From the moment she was born, J.K. was a dreamer. She looked at the world with an inquisitive nature. Her parents milked that tendency and read to her – a lot. She started writing at a really early age, dreaming up fantasy worlds. Throughout her life, she would delve into her story writing, sometimes at the expense of a job.

J.K. also faced a series of tough challenges. Her mom passed away unexpectedly after a multiple sclerosis diagnosis. Then, she had moved to Portugal after finding a teaching job and met her future husband. But, the ill-fated marriage only lasted a short time. Before the divorce, she became pregnant and had a baby girl.
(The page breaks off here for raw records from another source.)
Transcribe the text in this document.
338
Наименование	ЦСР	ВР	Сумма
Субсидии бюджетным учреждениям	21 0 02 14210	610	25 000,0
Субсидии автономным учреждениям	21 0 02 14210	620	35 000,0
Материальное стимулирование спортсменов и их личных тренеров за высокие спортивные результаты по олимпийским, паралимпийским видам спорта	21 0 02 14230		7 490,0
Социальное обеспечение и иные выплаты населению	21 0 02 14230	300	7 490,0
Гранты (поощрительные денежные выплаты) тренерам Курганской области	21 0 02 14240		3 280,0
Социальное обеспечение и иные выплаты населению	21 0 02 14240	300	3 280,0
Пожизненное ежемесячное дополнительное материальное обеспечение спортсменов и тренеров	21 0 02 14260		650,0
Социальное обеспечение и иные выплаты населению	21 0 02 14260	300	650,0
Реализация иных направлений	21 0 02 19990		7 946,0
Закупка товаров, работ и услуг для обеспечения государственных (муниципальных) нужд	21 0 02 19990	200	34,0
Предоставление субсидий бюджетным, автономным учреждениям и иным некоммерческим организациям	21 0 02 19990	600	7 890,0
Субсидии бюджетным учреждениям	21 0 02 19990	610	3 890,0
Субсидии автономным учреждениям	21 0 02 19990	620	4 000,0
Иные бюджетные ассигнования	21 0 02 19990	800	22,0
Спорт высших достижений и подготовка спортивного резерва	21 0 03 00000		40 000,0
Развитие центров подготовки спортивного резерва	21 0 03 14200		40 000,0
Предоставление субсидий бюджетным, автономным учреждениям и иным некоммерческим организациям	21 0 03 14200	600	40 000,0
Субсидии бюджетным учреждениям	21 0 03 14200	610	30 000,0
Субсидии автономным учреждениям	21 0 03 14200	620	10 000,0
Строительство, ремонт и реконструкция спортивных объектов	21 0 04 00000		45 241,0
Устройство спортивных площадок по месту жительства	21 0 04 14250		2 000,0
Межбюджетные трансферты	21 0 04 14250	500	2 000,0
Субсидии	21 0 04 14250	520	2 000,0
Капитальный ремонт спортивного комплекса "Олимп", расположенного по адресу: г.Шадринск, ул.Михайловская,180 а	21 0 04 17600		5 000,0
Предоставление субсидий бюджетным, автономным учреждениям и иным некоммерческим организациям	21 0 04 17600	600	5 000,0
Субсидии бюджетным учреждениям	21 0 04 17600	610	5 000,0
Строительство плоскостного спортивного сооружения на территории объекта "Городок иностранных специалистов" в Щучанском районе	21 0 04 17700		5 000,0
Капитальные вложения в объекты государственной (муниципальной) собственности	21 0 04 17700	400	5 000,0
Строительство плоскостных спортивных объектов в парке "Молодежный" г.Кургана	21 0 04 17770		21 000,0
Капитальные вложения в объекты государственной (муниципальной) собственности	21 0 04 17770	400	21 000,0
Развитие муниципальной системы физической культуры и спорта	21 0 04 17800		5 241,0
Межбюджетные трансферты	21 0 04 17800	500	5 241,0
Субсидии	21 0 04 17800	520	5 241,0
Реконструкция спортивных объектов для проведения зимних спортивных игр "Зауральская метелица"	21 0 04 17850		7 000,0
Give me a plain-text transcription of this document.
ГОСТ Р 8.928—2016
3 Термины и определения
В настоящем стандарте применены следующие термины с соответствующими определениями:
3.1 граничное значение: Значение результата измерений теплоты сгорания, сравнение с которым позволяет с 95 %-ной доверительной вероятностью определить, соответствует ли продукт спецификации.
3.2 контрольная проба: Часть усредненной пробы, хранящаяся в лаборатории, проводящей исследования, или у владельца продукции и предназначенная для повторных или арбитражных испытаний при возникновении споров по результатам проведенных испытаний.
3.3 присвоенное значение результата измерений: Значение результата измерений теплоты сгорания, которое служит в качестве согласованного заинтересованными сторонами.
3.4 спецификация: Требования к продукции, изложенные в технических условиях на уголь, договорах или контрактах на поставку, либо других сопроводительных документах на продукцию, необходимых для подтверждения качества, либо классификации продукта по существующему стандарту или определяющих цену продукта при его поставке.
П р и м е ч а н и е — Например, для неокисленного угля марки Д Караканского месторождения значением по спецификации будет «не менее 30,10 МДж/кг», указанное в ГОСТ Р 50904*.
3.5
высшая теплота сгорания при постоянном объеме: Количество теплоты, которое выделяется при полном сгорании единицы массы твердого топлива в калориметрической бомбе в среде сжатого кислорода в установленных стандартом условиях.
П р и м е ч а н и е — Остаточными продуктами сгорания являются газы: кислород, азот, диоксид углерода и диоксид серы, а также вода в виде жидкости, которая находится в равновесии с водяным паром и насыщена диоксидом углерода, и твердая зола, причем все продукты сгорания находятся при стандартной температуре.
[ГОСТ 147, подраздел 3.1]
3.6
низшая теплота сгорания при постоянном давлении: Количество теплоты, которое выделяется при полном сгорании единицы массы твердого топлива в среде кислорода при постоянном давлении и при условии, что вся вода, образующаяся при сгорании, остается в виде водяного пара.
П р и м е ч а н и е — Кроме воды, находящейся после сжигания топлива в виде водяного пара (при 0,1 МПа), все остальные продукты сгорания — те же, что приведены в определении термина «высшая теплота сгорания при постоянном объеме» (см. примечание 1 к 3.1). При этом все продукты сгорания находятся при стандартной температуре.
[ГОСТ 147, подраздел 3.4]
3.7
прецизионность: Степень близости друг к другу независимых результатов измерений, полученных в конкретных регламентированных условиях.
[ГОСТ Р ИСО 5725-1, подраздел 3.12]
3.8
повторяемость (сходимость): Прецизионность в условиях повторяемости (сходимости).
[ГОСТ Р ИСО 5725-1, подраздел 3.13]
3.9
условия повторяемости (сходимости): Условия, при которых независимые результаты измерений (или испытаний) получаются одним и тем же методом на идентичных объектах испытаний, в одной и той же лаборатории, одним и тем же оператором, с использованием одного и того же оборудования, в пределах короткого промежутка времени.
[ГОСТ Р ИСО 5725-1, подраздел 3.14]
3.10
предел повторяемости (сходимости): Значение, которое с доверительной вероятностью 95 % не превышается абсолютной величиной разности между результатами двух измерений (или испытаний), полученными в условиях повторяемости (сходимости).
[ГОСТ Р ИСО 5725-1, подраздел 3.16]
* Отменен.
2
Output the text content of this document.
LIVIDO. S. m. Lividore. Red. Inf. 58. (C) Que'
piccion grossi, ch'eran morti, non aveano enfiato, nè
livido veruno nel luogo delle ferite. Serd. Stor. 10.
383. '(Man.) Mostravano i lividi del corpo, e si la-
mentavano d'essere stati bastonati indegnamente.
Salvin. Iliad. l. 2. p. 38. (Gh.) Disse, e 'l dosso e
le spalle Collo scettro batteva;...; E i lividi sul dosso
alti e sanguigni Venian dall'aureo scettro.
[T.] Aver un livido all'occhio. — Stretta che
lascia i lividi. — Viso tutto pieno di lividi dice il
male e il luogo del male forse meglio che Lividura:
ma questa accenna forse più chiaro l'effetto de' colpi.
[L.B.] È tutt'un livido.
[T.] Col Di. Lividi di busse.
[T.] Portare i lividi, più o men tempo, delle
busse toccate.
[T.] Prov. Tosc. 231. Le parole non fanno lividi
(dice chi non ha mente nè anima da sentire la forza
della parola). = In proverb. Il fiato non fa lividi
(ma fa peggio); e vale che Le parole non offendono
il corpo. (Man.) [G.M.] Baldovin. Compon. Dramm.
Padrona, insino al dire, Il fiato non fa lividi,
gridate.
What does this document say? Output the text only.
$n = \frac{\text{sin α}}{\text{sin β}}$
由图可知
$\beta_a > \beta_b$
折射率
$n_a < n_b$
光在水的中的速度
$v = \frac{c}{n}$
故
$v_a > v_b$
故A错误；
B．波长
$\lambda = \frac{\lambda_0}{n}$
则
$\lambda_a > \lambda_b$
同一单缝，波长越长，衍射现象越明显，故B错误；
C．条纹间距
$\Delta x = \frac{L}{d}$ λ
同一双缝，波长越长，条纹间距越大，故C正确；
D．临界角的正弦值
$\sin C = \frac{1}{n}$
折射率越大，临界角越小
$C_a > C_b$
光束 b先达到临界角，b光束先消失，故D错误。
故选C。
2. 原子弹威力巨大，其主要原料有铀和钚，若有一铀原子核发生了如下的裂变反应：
She moved back to England with not much in terms of prospects. Though a college graduate, she found herself on government assistance.

The idea for Harry Potter had come years earlier. She was on a train that ended up having mechanical problems. She sat staring at some cows when the idea of Harry popped into her head. Over the next few years, between bouts of depression and guilt for wanting to write, she worked on Harry Potter.

Instead of finding another teaching job in Edinburgh, J.K. decided to take a year and get the book published. It was not an easy choice: she’d have to continue on assistance, and would live a no-frills life for the duration. It was scary, too, because as many writers can attest, writer’s block is a very real thing, and she didn’t have time for it.

She also had a daughter to think about. She didn’t want her daughter to be poor and wanted something better than a Spartan life for her.

With determination, she plopped down and wrote her book – she had no typewriter, let alone a computer. Her tiny flat was stifling, so she’d walk the baby until she fell asleep and then went to different cafes to work on her writing.

Finishing the manuscript and sending it off to two different agents was terrifying for Rowling. What if it failed? Setting her reservations aside, she persevered. It was only when she got a letter back from one of the agents telling her they would represent the book, did she finally breathe a sigh of relief. We all know what happened after that.

How Rowling Influenced Me

It seems so often that when we’re at our wits end and life has us down and out, we find some super-human strength to pull ourselves up and not only bounce back, but then we soar higher than we ever thought possible.

I know I’m a dreamer. I’ve often felt misplaced as a right-brained girl in a left-brained society. Rowling’s story lets me know that I’m not alone in my need to be creative. I also know that if I put my mind to it, I can achieve great things.

Ever since reading the first Harry Potter book, I’ve wanted to write one of my own. I didn’t grow up writing stories like Rowling, but someday, perhaps, I’ll publish something that’s true to my style. I have Rowling’s inspiration to thank for that.

A
Edinburgh, UK:
Edinburgh, City of Edinburgh, UK

get directions

Edinburgh is where Rowling spent a year finishing her first Harry Potter book.

Jane Goodall (1930 –)

Imagine having such a pioneering spirit that you leave your home country and live among chimpanzees. That’s exactly what Jane Goodall did. Goodall has studied chimps for more than 30 years and in that time has published her extensive research.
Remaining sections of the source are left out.